Search code examples
sql-serversql-server-2014

How to copy large number of data from one table to another in same database?


I have two tables with same column structure in the same database: TableA and TableB.

TableA doesn't have any indexes, but TableB has a non-clustered unique index.

TableA has 290 Million rows of data that needs to be copied to TableB.

As they both have same structure, I've tried

INSERT INTO TableB 
    SELECT * 
    FROM TableA;

It was executing for hours and produced a huge log file that filled the disk. As a result the disk ran out of space and the query was killed.

I can shrink the log file. How can I copy these many rows of data to another table efficiently?


Solution

  • First of all, disable the index on TableB before inserting the rows. You can do it using T-SQL:

    ALTER INDEX IX_Index_Name ON dbo.TableB DISABLE;  
    

    Make sure to disable all the constraints (foreign keys, check constraints, unique indexes) on your destination table.

    Re-enable (and rebuild) them after the load is complete.

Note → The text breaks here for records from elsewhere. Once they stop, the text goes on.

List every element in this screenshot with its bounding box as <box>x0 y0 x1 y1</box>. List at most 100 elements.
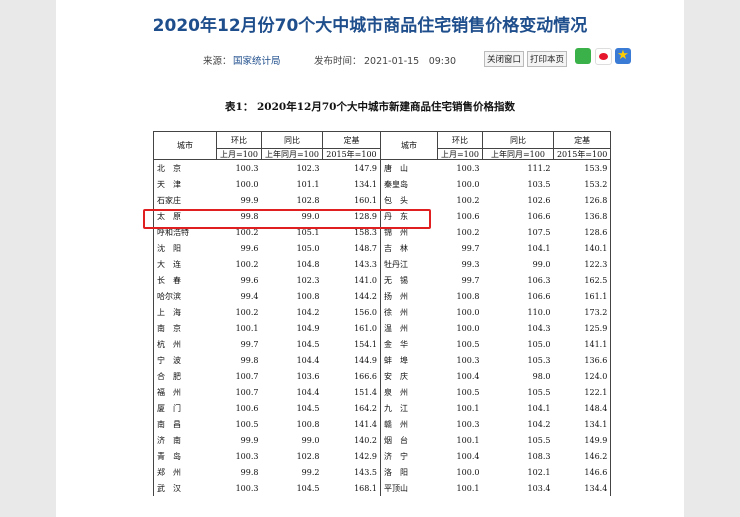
table-cell-d2: 136.8 <box>553 208 612 224</box>
table-cell-c2: 安 庆 <box>383 371 408 381</box>
table-cell-b1: 105.0 <box>296 243 320 253</box>
table-cell-a1: 99.9 <box>240 195 259 205</box>
table-cell-c2: 吉 林 <box>383 243 408 253</box>
table-cell-c1: 青 岛 <box>153 448 217 464</box>
table-cell-d2: 161.1 <box>553 288 612 304</box>
table-cell-b2: 105.5 <box>527 387 551 397</box>
table-row: 大 连 100.2 104.8 143.3 牡丹江 99.3 99.0 122.3 <box>153 256 612 272</box>
favorite-star-icon[interactable]: ★ <box>615 48 631 64</box>
table-cell-a1: 100.2 <box>235 307 259 317</box>
table-cell-a1: 99.6 <box>240 275 259 285</box>
table-cell-b2: 104.3 <box>527 323 551 333</box>
table-cell-a1: 100.7 <box>235 387 259 397</box>
table-cell-b2: 103.4 <box>527 483 551 493</box>
header-yoy-sub-2: 上年同月=100 <box>481 148 554 160</box>
table-cell-b1: 100.8 <box>296 419 320 429</box>
table-row: 武 汉 100.3 104.5 168.1 平顶山 100.1 103.4 134.4 <box>153 480 612 496</box>
table-cell-b2: 106.6 <box>527 211 551 221</box>
table-cell-a2: 100.5 <box>456 339 480 349</box>
table-cell-a1: 100.7 <box>235 371 259 381</box>
table-cell-b1: 103.6 <box>296 371 320 381</box>
header-base-1: 定基 <box>321 131 381 149</box>
table-cell-b1: 99.2 <box>301 467 320 477</box>
table-cell-c2: 九 江 <box>383 403 408 413</box>
table-cell-a1: 100.3 <box>235 483 259 493</box>
table-cell-b2: 104.2 <box>527 419 551 429</box>
table-cell-b2: 107.5 <box>527 227 551 237</box>
table-cell-c1: 福 州 <box>153 384 217 400</box>
print-page-button[interactable]: 打印本页 <box>527 51 568 67</box>
table-cell-a2: 100.3 <box>456 163 480 173</box>
source-link[interactable]: 国家统计局 <box>233 53 281 67</box>
table-cell-d1: 166.6 <box>322 368 381 384</box>
table-cell-c2: 金 华 <box>383 339 408 349</box>
table-cell-d1: 148.7 <box>322 240 381 256</box>
table-cell-b1: 104.5 <box>296 339 320 349</box>
table-cell-b1: 101.1 <box>296 179 320 189</box>
table-cell-a2: 100.3 <box>456 355 480 365</box>
table-cell-c2: 秦皇岛 <box>383 179 408 189</box>
table-cell-d1: 147.9 <box>322 159 381 176</box>
header-city-1: 城市 <box>153 131 217 160</box>
table-cell-b2: 106.3 <box>527 275 551 285</box>
header-base-2: 定基 <box>552 131 612 149</box>
table-cell-b1: 100.8 <box>296 291 320 301</box>
table-caption: 表1： 2020年12月70个大中城市新建商品住宅销售价格指数 <box>225 101 515 113</box>
table-cell-d2: 125.9 <box>553 320 612 336</box>
table-cell-c2: 烟 台 <box>383 435 408 445</box>
source-label: 来源： <box>203 56 232 67</box>
table-cell-c1: 天 津 <box>153 176 217 192</box>
page-title: 2020年12月份70个大中城市商品住宅销售价格变动情况 <box>152 16 588 36</box>
price-index-table: 城市 环比 同比 定基 城市 环比 同比 定基 上月=100 上年同月=100 … <box>153 131 612 496</box>
table-cell-d1: 143.5 <box>322 464 381 480</box>
weibo-icon[interactable] <box>595 48 612 65</box>
table-cell-c1: 合 肥 <box>153 368 217 384</box>
table-cell-d1: 140.2 <box>322 432 381 448</box>
table-cell-d1: 151.4 <box>322 384 381 400</box>
table-cell-a2: 100.0 <box>456 323 480 333</box>
table-cell-b1: 104.5 <box>296 483 320 493</box>
table-row: 长 春 99.6 102.3 141.0 无 锡 99.7 106.3 162.5 <box>153 272 612 288</box>
table-row: 沈 阳 99.6 105.0 148.7 吉 林 99.7 104.1 140.1 <box>153 240 612 256</box>
table-cell-c1: 长 春 <box>153 272 217 288</box>
table-cell-b2: 104.1 <box>527 403 551 413</box>
table-cell-c1: 哈尔滨 <box>153 288 217 304</box>
table-cell-c1: 郑 州 <box>153 464 217 480</box>
table-row: 南 京 100.1 104.9 161.0 温 州 100.0 104.3 125.9 <box>153 320 612 336</box>
table-cell-c2: 扬 州 <box>383 291 408 301</box>
table-cell-c1: 济 南 <box>153 432 217 448</box>
table-cell-c2: 赣 州 <box>383 419 408 429</box>
table-cell-b1: 99.0 <box>301 435 320 445</box>
table-cell-d1: 144.2 <box>322 288 381 304</box>
wechat-icon[interactable] <box>575 48 591 64</box>
table-row: 青 岛 100.3 102.8 142.9 济 宁 100.4 108.3 146.2 <box>153 448 612 464</box>
table-cell-c2: 牡丹江 <box>383 259 408 269</box>
table-cell-d2: 149.9 <box>553 432 612 448</box>
table-cell-d2: 140.1 <box>553 240 612 256</box>
table-row: 郑 州 99.8 99.2 143.5 洛 阳 100.0 102.1 146.6 <box>153 464 612 480</box>
table-cell-a2: 99.7 <box>461 243 480 253</box>
table-cell-a2: 99.7 <box>461 275 480 285</box>
table-cell-a1: 99.9 <box>240 435 259 445</box>
table-cell-a1: 99.4 <box>240 291 259 301</box>
table-cell-c1: 宁 波 <box>153 352 217 368</box>
table-cell-a2: 100.2 <box>456 195 480 205</box>
table-cell-d1: 143.3 <box>322 256 381 272</box>
header-base-sub-1: 2015年=100 <box>321 148 381 160</box>
table-cell-a1: 100.1 <box>235 323 259 333</box>
table-cell-d1: 141.4 <box>322 416 381 432</box>
table-cell-c2: 徐 州 <box>383 307 408 317</box>
table-row: 杭 州 99.7 104.5 154.1 金 华 100.5 105.0 141.1 <box>153 336 612 352</box>
table-row: 北 京 100.3 102.3 147.9 唐 山 100.3 111.2 153.9 <box>153 159 612 176</box>
table-cell-d2: 134.4 <box>553 480 612 496</box>
table-cell-a1: 100.2 <box>235 259 259 269</box>
table-cell-b1: 102.8 <box>296 195 320 205</box>
table-cell-a2: 100.4 <box>456 371 480 381</box>
table-row: 厦 门 100.6 104.5 164.2 九 江 100.1 104.1 148.4 <box>153 400 612 416</box>
table-cell-c2: 洛 阳 <box>383 467 408 477</box>
table-row: 哈尔滨 99.4 100.8 144.2 扬 州 100.8 106.6 161.1 <box>153 288 612 304</box>
table-cell-b2: 111.2 <box>527 163 551 173</box>
close-window-button[interactable]: 关闭窗口 <box>484 51 525 67</box>
table-cell-a1: 99.6 <box>240 243 259 253</box>
table-row: 石家庄 99.9 102.8 160.1 包 头 100.2 102.6 126.8 <box>153 192 612 208</box>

    Now, there's a couple of approaches to solve the problem:

    1. You have to be OK with a slight chance of data loss: use the INSERT INTO ... SELECT ... FROM ... syntax you have but switch your database to Bulk-logged recovery mode first (read before switching). Won't help if you're already in Bulk-logged or Simple.
    2. With exporting the data first: you can use the BCP utility to export/import the data. It supports loading data in batches. Read more about using the BCP utility here.
    3. Fancy, with exporting the data first: With SQL 2012+ you can try exporting the data into binary file (using the BCP utility) and load it by using the BULK INSERT statement, setting ROWS_PER_BATCH option.
    4. Old-school "I don't give a damn" method: to prevent the log from filling up you will need to perform the inserts in batches of rows, not everything at once. If your database is running in Full recovery mode you will need to keep log backups running, maybe even trying to increase the frequency of the job.

      To batch-load your rows you will need a WHILE (don't use them in day-to-day stuff, just for batch loads), something like the following will work if you have an identifier in the dbo.TableA table:

      DECLARE @RowsToLoad BIGINT;
      DECLARE @RowsPerBatch INT = 5000;
      DECLARE @LeftBoundary BIGINT = 0;
      DECLARE @RightBoundary BIGINT = @RowsPerBatch;
      
      SELECT @RowsToLoad = MAX(IdentifierColumn) dbo.FROM TableA
      
      WHILE @LeftBoundary < @RowsToLoad
      BEGIN
          INSERT INTO TableB (Column1, Column2)
          SELECT
              tA.Column1,
              tB.Column2
          FROM
              dbo.TableA as tA
          WHERE
              tA.IdentifierColumn > @LeftBoundary
              AND tA.IdentifierColumn <= @RightBoundary
      
          SET @LeftBoundary = @LeftBoundary + @RowsPerBatch;
          SET @RightBoundary = @RightBoundary + @RowsPerBatch;
      END
      

      For this to work effectively you really want to consider creating an index on dbo.TableA (IdentifierColumn) just for the time you're running the load.